ABD’li ve Ukraynalı yetkililere göre perşembe günkü zirve, Rus güçlerinin Ukrayna’nın doğusunda ilerleme kaydettiği ve Kuzey Kore askerlerinin Kursk bölgesinde savaştığı ve bazılarının öldürüldüğü Kiev için tehlikeli bir döneme denk geliyor.
Kuzey Kore’nin 11.000 civarında askerinin olduğu tahmin edilen desteği, savaşın boyutlarını genişletti ve Rusya’ya sahadaki ağır kayıplarını telafi etmek için önemli bir can simidi sağladı.
Ukrayna Cumhurbaşkanı Vlodimir Zelenskiy, Kuzey Kore’nin konuşlandırdığı asker sayısının 100.000’e çıkabileceği uyarısında bulundu.
Zelenskiy zirveye gitmeden önce yaptığı açıklamada, “ABD ile AB ve Avrupa ülkeleri arasında birliğe çok ihtiyacımız var.

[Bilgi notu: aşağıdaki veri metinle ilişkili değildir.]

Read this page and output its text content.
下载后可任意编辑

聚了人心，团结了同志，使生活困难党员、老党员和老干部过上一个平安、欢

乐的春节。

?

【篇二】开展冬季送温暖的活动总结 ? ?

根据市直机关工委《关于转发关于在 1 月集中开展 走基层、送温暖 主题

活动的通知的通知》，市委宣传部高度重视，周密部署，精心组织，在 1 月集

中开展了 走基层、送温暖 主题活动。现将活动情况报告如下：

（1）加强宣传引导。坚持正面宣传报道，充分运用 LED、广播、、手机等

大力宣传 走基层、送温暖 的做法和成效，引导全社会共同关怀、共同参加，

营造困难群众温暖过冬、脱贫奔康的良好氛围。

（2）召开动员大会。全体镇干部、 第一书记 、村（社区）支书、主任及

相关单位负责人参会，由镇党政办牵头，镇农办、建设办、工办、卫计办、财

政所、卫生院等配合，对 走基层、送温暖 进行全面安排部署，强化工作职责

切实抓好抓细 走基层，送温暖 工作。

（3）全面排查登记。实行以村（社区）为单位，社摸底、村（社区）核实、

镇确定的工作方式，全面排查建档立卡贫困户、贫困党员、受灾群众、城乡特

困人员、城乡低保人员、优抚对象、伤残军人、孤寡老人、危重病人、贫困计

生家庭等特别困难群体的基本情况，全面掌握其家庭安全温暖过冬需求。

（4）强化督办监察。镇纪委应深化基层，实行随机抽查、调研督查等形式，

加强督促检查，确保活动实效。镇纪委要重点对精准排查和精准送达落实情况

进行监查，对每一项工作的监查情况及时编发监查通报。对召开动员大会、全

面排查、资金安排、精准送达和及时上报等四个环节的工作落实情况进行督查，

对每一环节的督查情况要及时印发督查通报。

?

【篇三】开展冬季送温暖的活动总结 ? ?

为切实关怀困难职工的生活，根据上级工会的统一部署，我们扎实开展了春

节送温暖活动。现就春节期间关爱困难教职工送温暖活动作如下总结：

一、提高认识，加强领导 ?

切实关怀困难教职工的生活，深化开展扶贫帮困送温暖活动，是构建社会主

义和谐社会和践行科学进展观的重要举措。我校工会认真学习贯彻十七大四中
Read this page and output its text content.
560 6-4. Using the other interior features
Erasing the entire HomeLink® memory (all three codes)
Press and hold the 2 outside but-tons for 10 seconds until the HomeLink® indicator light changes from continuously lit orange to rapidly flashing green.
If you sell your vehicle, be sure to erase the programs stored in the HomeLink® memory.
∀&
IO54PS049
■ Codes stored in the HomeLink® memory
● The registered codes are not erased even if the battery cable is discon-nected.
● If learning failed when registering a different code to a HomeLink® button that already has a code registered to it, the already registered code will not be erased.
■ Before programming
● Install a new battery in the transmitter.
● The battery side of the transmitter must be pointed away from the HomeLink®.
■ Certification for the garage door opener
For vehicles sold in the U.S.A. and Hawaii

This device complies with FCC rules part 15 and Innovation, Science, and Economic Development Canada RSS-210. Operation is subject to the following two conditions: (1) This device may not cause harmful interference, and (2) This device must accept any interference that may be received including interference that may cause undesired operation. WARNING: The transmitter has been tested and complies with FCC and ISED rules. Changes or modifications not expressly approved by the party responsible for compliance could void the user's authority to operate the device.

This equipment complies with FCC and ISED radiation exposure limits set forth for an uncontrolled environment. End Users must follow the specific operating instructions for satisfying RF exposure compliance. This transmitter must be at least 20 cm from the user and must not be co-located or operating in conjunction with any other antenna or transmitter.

Barışı sağlamak için bu birliğe ihtiyacımız var – sadece birlikte, ABD ve Avrupa, Putin’i gerçekten durdurabilir ve Ukrayna’yı kurtarabilir,” cümlelerini kullandı.
Ancak bu birliktelik giderek daha da geriliyor.
Macaristan Başbakanı Viktor Orban “Noel ateşkesi” önerdiği için Zelenskiy tarafından azarlanırken Slovakya Başbakanı Robert Fico AB’nin “silah tedarikçisi olmaktan çıkıp barış yapıcı rolüne geçmesini” önerdi.